Neal Cash is the president and CEO of the Community Partnership of Southern Arizona, which provides services to the mentally ill.
He said that he believes an unwillingness to talk about mental illness is one of the main reasons it's so tough to rally for financial aid.
"I think the biggest thing that keeps people from getting the help that they need is stigma," Cash said. "I think we don't treat mental illness the same as we do other illnesses."
While 94 percent of those with mental illnesses don't act out in violence, there are exceptions.
"Many of the people that we've identified in these shootings as purpetrators represent individuals who have, when you look into it, a fairly long history of behavior that evidences the need for mental health services."
Isolation and an inability to pay for care have the potential to cultivate a dangerous environment.
"We ignore those people and tend to ostracize them so they become more and more isolated, so at one point they may have a breakdown," Cash said.

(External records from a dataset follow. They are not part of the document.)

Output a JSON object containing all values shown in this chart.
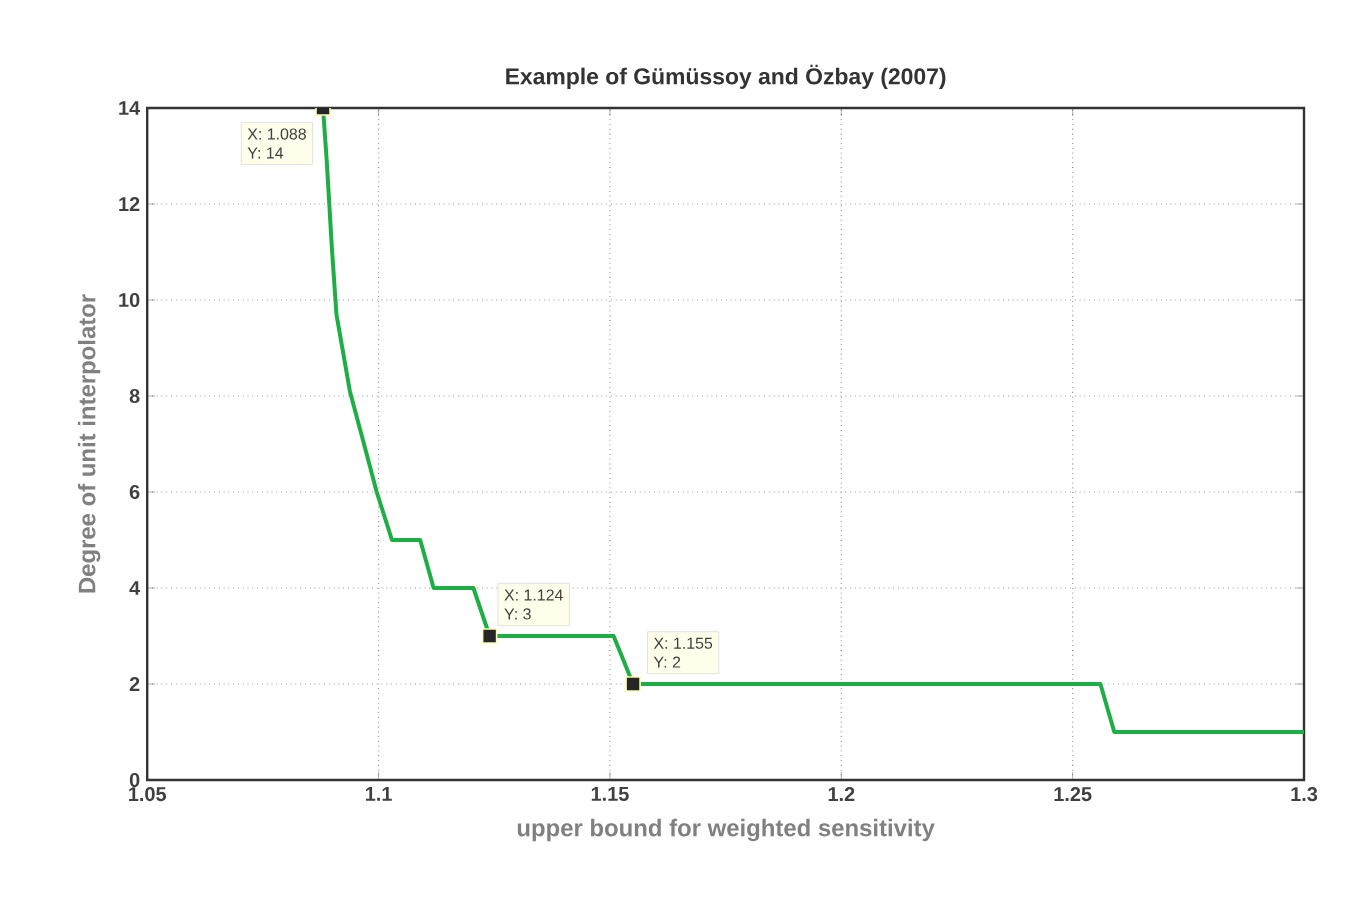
{
  "chart_data": {
    "type": "line",
    "title": "Example of Gümüssoy and Özbay (2007)",
    "xlabel": "upper bound for weighted sensitivity",
    "ylabel": "Degree of unit interpolator",
    "series": [
      {
        "color": "#1fae45",
        "x": [
          1.088,
          1.0888,
          1.0899,
          1.0909,
          1.0938,
          1.0974,
          1.0996,
          1.1029,
          1.109,
          1.1119,
          1.1205,
          1.124,
          1.1508,
          1.155,
          1.256,
          1.259,
          1.3
        ],
        "values": [
          14,
          12.9,
          11.1,
          9.7,
          8.1,
          6.8,
          6.0,
          5,
          5,
          4,
          4,
          3,
          3,
          2,
          2,
          1,
          1
        ]
      }
    ],
    "xlim": [
      1.05,
      1.3
    ],
    "ylim": [
      0,
      14
    ],
    "xticks": [
      1.05,
      1.1,
      1.15,
      1.2,
      1.25,
      1.3
    ],
    "yticks": [
      0,
      2,
      4,
      6,
      8,
      10,
      12,
      14
    ],
    "grid": true,
    "annotations": [
      {
        "text": "X: 1.088",
        "x": 1.088,
        "y": 14
      },
      "Y: 14",
      {
        "text": "X: 1.124",
        "x": 1.124,
        "y": 3
      },
      "Y: 3",
      {
        "text": "X: 1.155",
        "x": 1.155,
        "y": 2
      },
      "Y: 2"
    ]
  }
}
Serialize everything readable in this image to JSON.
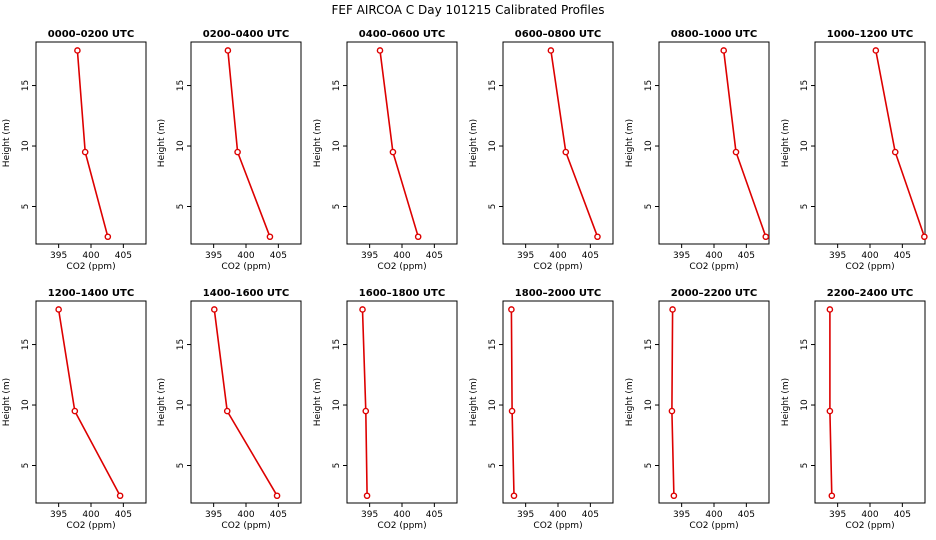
{
  "figure_title": "FEF AIRCOA C  Day 101215  Calibrated Profiles",
  "colors": {
    "profile": "#dd0000",
    "axis": "#000000",
    "background": "#ffffff"
  },
  "chart_data": [
    {
      "type": "line",
      "title": "0000–0200 UTC",
      "xlabel": "CO2 (ppm)",
      "ylabel": "Height (m)",
      "x": [
        402.6,
        399.1,
        397.9
      ],
      "y": [
        2.5,
        9.5,
        17.9
      ],
      "xlim": [
        391.5,
        408.5
      ],
      "ylim": [
        1.9,
        18.6
      ],
      "xticks": [
        395,
        400,
        405
      ],
      "xtick_labels": [
        "395",
        "400",
        "405"
      ],
      "yticks": [
        5,
        10,
        15
      ],
      "ytick_labels": [
        "5",
        "10",
        "15"
      ]
    },
    {
      "type": "line",
      "title": "0200–0400 UTC",
      "xlabel": "CO2 (ppm)",
      "ylabel": "Height (m)",
      "x": [
        403.7,
        398.7,
        397.2
      ],
      "y": [
        2.5,
        9.5,
        17.9
      ],
      "xlim": [
        391.5,
        408.5
      ],
      "ylim": [
        1.9,
        18.6
      ],
      "xticks": [
        395,
        400,
        405
      ],
      "xtick_labels": [
        "395",
        "400",
        "405"
      ],
      "yticks": [
        5,
        10,
        15
      ],
      "ytick_labels": [
        "5",
        "10",
        "15"
      ]
    },
    {
      "type": "line",
      "title": "0400–0600 UTC",
      "xlabel": "CO2 (ppm)",
      "ylabel": "Height (m)",
      "x": [
        402.5,
        398.6,
        396.6
      ],
      "y": [
        2.5,
        9.5,
        17.9
      ],
      "xlim": [
        391.5,
        408.5
      ],
      "ylim": [
        1.9,
        18.6
      ],
      "xticks": [
        395,
        400,
        405
      ],
      "xtick_labels": [
        "395",
        "400",
        "405"
      ],
      "yticks": [
        5,
        10,
        15
      ],
      "ytick_labels": [
        "5",
        "10",
        "15"
      ]
    },
    {
      "type": "line",
      "title": "0600–0800 UTC",
      "xlabel": "CO2 (ppm)",
      "ylabel": "Height (m)",
      "x": [
        406.1,
        401.2,
        398.9
      ],
      "y": [
        2.5,
        9.5,
        17.9
      ],
      "xlim": [
        391.5,
        408.5
      ],
      "ylim": [
        1.9,
        18.6
      ],
      "xticks": [
        395,
        400,
        405
      ],
      "xtick_labels": [
        "395",
        "400",
        "405"
      ],
      "yticks": [
        5,
        10,
        15
      ],
      "ytick_labels": [
        "5",
        "10",
        "15"
      ]
    },
    {
      "type": "line",
      "title": "0800–1000 UTC",
      "xlabel": "CO2 (ppm)",
      "ylabel": "Height (m)",
      "x": [
        408.0,
        403.4,
        401.5
      ],
      "y": [
        2.5,
        9.5,
        17.9
      ],
      "xlim": [
        391.5,
        408.5
      ],
      "ylim": [
        1.9,
        18.6
      ],
      "xticks": [
        395,
        400,
        405
      ],
      "xtick_labels": [
        "395",
        "400",
        "405"
      ],
      "yticks": [
        5,
        10,
        15
      ],
      "ytick_labels": [
        "5",
        "10",
        "15"
      ]
    },
    {
      "type": "line",
      "title": "1000–1200 UTC",
      "xlabel": "CO2 (ppm)",
      "ylabel": "Height (m)",
      "x": [
        408.4,
        403.9,
        400.9
      ],
      "y": [
        2.5,
        9.5,
        17.9
      ],
      "xlim": [
        391.5,
        408.5
      ],
      "ylim": [
        1.9,
        18.6
      ],
      "xticks": [
        395,
        400,
        405
      ],
      "xtick_labels": [
        "395",
        "400",
        "405"
      ],
      "yticks": [
        5,
        10,
        15
      ],
      "ytick_labels": [
        "5",
        "10",
        "15"
      ]
    },
    {
      "type": "line",
      "title": "1200–1400 UTC",
      "xlabel": "CO2 (ppm)",
      "ylabel": "Height (m)",
      "x": [
        404.5,
        397.5,
        395.0
      ],
      "y": [
        2.5,
        9.5,
        17.9
      ],
      "xlim": [
        391.5,
        408.5
      ],
      "ylim": [
        1.9,
        18.6
      ],
      "xticks": [
        395,
        400,
        405
      ],
      "xtick_labels": [
        "395",
        "400",
        "405"
      ],
      "yticks": [
        5,
        10,
        15
      ],
      "ytick_labels": [
        "5",
        "10",
        "15"
      ]
    },
    {
      "type": "line",
      "title": "1400–1600 UTC",
      "xlabel": "CO2 (ppm)",
      "ylabel": "Height (m)",
      "x": [
        404.8,
        397.1,
        395.1
      ],
      "y": [
        2.5,
        9.5,
        17.9
      ],
      "xlim": [
        391.5,
        408.5
      ],
      "ylim": [
        1.9,
        18.6
      ],
      "xticks": [
        395,
        400,
        405
      ],
      "xtick_labels": [
        "395",
        "400",
        "405"
      ],
      "yticks": [
        5,
        10,
        15
      ],
      "ytick_labels": [
        "5",
        "10",
        "15"
      ]
    },
    {
      "type": "line",
      "title": "1600–1800 UTC",
      "xlabel": "CO2 (ppm)",
      "ylabel": "Height (m)",
      "x": [
        394.6,
        394.4,
        393.9
      ],
      "y": [
        2.5,
        9.5,
        17.9
      ],
      "xlim": [
        391.5,
        408.5
      ],
      "ylim": [
        1.9,
        18.6
      ],
      "xticks": [
        395,
        400,
        405
      ],
      "xtick_labels": [
        "395",
        "400",
        "405"
      ],
      "yticks": [
        5,
        10,
        15
      ],
      "ytick_labels": [
        "5",
        "10",
        "15"
      ]
    },
    {
      "type": "line",
      "title": "1800–2000 UTC",
      "xlabel": "CO2 (ppm)",
      "ylabel": "Height (m)",
      "x": [
        393.2,
        392.9,
        392.8
      ],
      "y": [
        2.5,
        9.5,
        17.9
      ],
      "xlim": [
        391.5,
        408.5
      ],
      "ylim": [
        1.9,
        18.6
      ],
      "xticks": [
        395,
        400,
        405
      ],
      "xtick_labels": [
        "395",
        "400",
        "405"
      ],
      "yticks": [
        5,
        10,
        15
      ],
      "ytick_labels": [
        "5",
        "10",
        "15"
      ]
    },
    {
      "type": "line",
      "title": "2000–2200 UTC",
      "xlabel": "CO2 (ppm)",
      "ylabel": "Height (m)",
      "x": [
        393.8,
        393.5,
        393.6
      ],
      "y": [
        2.5,
        9.5,
        17.9
      ],
      "xlim": [
        391.5,
        408.5
      ],
      "ylim": [
        1.9,
        18.6
      ],
      "xticks": [
        395,
        400,
        405
      ],
      "xtick_labels": [
        "395",
        "400",
        "405"
      ],
      "yticks": [
        5,
        10,
        15
      ],
      "ytick_labels": [
        "5",
        "10",
        "15"
      ]
    },
    {
      "type": "line",
      "title": "2200–2400 UTC",
      "xlabel": "CO2 (ppm)",
      "ylabel": "Height (m)",
      "x": [
        394.1,
        393.8,
        393.8
      ],
      "y": [
        2.5,
        9.5,
        17.9
      ],
      "xlim": [
        391.5,
        408.5
      ],
      "ylim": [
        1.9,
        18.6
      ],
      "xticks": [
        395,
        400,
        405
      ],
      "xtick_labels": [
        "395",
        "400",
        "405"
      ],
      "yticks": [
        5,
        10,
        15
      ],
      "ytick_labels": [
        "5",
        "10",
        "15"
      ]
    }
  ]
}
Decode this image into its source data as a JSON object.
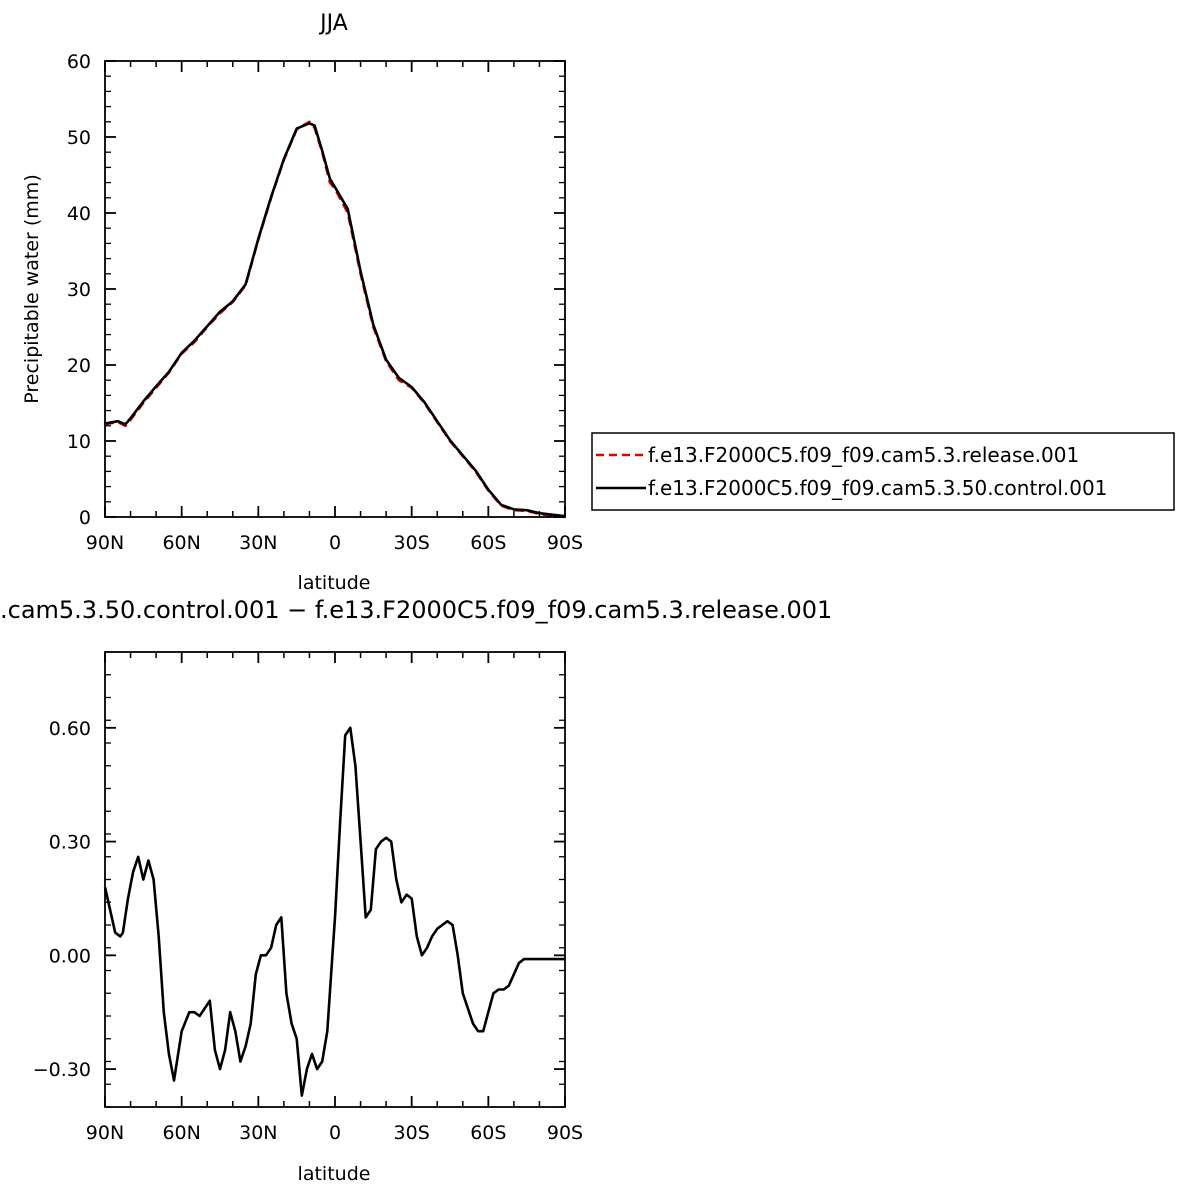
{
  "chart_data": [
    {
      "type": "line",
      "title": "JJA",
      "xlabel": "latitude",
      "ylabel": "Precipitable water (mm)",
      "xlim": [
        90,
        -90
      ],
      "ylim": [
        0,
        60
      ],
      "x_ticks": [
        90,
        60,
        30,
        0,
        -30,
        -60,
        -90
      ],
      "x_tick_labels": [
        "90N",
        "60N",
        "30N",
        "0",
        "30S",
        "60S",
        "90S"
      ],
      "y_ticks": [
        0,
        10,
        20,
        30,
        40,
        50,
        60
      ],
      "y_tick_labels": [
        "0",
        "10",
        "20",
        "30",
        "40",
        "50",
        "60"
      ],
      "legend_position": "right",
      "series": [
        {
          "name": "f.e13.F2000C5.f09_f09.cam5.3.release.001",
          "color": "#e00000",
          "style": "dashed",
          "x": [
            90,
            85,
            82,
            80,
            75,
            70,
            65,
            60,
            55,
            50,
            45,
            40,
            35,
            30,
            25,
            20,
            15,
            10,
            8,
            5,
            2,
            0,
            -5,
            -10,
            -15,
            -20,
            -25,
            -30,
            -35,
            -40,
            -45,
            -50,
            -55,
            -60,
            -65,
            -70,
            -75,
            -80,
            -85,
            -90
          ],
          "y": [
            12.2,
            12.5,
            12.0,
            12.8,
            15.0,
            17.0,
            19.0,
            21.5,
            23.0,
            25.0,
            26.8,
            28.3,
            30.5,
            36.5,
            42.0,
            47.0,
            51.0,
            52.0,
            51.2,
            48.0,
            44.0,
            43.2,
            40.0,
            32.0,
            25.0,
            20.5,
            18.0,
            17.0,
            15.0,
            12.5,
            10.0,
            8.0,
            6.0,
            3.5,
            1.5,
            0.9,
            0.8,
            0.4,
            0.2,
            0.0
          ]
        },
        {
          "name": "f.e13.F2000C5.f09_f09.cam5.3.50.control.001",
          "color": "#000000",
          "style": "solid",
          "x": [
            90,
            85,
            82,
            80,
            75,
            70,
            65,
            60,
            55,
            50,
            45,
            40,
            35,
            30,
            25,
            20,
            15,
            10,
            8,
            5,
            2,
            0,
            -5,
            -10,
            -15,
            -20,
            -25,
            -30,
            -35,
            -40,
            -45,
            -50,
            -55,
            -60,
            -65,
            -70,
            -75,
            -80,
            -85,
            -90
          ],
          "y": [
            12.3,
            12.6,
            12.2,
            13.0,
            15.2,
            17.2,
            19.1,
            21.6,
            23.2,
            25.1,
            27.0,
            28.4,
            30.6,
            36.6,
            42.1,
            47.1,
            51.1,
            51.8,
            51.5,
            48.2,
            44.5,
            43.4,
            40.5,
            32.3,
            25.3,
            20.7,
            18.3,
            17.1,
            15.1,
            12.6,
            10.1,
            8.1,
            6.1,
            3.6,
            1.6,
            1.0,
            0.9,
            0.5,
            0.3,
            0.1
          ]
        }
      ]
    },
    {
      "type": "line",
      "title": ".cam5.3.50.control.001 − f.e13.F2000C5.f09_f09.cam5.3.release.001",
      "xlabel": "latitude",
      "ylabel": "",
      "xlim": [
        90,
        -90
      ],
      "ylim": [
        -0.4,
        0.8
      ],
      "x_ticks": [
        90,
        60,
        30,
        0,
        -30,
        -60,
        -90
      ],
      "x_tick_labels": [
        "90N",
        "60N",
        "30N",
        "0",
        "30S",
        "60S",
        "90S"
      ],
      "y_ticks": [
        0.6,
        0.3,
        0.0,
        -0.3
      ],
      "y_tick_labels": [
        "0.60",
        "0.30",
        "0.00",
        "−0.30"
      ],
      "series": [
        {
          "color": "#000000",
          "style": "solid",
          "x": [
            90,
            88,
            86,
            84,
            83,
            81,
            79,
            77,
            75,
            73,
            71,
            69,
            67,
            65,
            63,
            60,
            57,
            55,
            53,
            51,
            49,
            47,
            45,
            43,
            41,
            39,
            37,
            35,
            33,
            31,
            29,
            27,
            25,
            23,
            21,
            19,
            17,
            15,
            13,
            11,
            9,
            7,
            5,
            3,
            1,
            0,
            -2,
            -4,
            -6,
            -8,
            -9,
            -10,
            -12,
            -14,
            -16,
            -18,
            -20,
            -22,
            -24,
            -26,
            -28,
            -30,
            -32,
            -34,
            -36,
            -38,
            -40,
            -42,
            -44,
            -46,
            -48,
            -50,
            -52,
            -54,
            -56,
            -58,
            -60,
            -62,
            -64,
            -66,
            -68,
            -70,
            -72,
            -74,
            -76,
            -78,
            -80,
            -82,
            -84,
            -86,
            -88,
            -90
          ],
          "y": [
            0.18,
            0.12,
            0.06,
            0.05,
            0.06,
            0.15,
            0.22,
            0.26,
            0.2,
            0.25,
            0.2,
            0.05,
            -0.15,
            -0.26,
            -0.33,
            -0.2,
            -0.15,
            -0.15,
            -0.16,
            -0.14,
            -0.12,
            -0.25,
            -0.3,
            -0.25,
            -0.15,
            -0.2,
            -0.28,
            -0.24,
            -0.18,
            -0.05,
            0.0,
            0.0,
            0.02,
            0.08,
            0.1,
            -0.1,
            -0.18,
            -0.22,
            -0.37,
            -0.3,
            -0.26,
            -0.3,
            -0.28,
            -0.2,
            0.0,
            0.1,
            0.35,
            0.58,
            0.6,
            0.5,
            0.4,
            0.3,
            0.1,
            0.12,
            0.28,
            0.3,
            0.31,
            0.3,
            0.2,
            0.14,
            0.16,
            0.15,
            0.05,
            0.0,
            0.02,
            0.05,
            0.07,
            0.08,
            0.09,
            0.08,
            0.0,
            -0.1,
            -0.14,
            -0.18,
            -0.2,
            -0.2,
            -0.15,
            -0.1,
            -0.09,
            -0.09,
            -0.08,
            -0.05,
            -0.02,
            -0.01,
            -0.01,
            -0.01,
            -0.01,
            -0.01,
            -0.01,
            -0.01,
            -0.01,
            -0.01
          ]
        }
      ]
    }
  ]
}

Clark Romans is the executive director of Arizona's National Alliance for Mental Illness.
He says that more universal treatment would stop many incidents of violence before they happen.
"The more aware we are, the more alert we are and the more compassionate we are, I think these kind of cases would go way down," Romans said.
Cash and Romans both emphasize that while Arizona waits for funding, it's up to community volunteers to work with open minds and hearts to help find mental health treatment for those whose insurance doesn't cover it.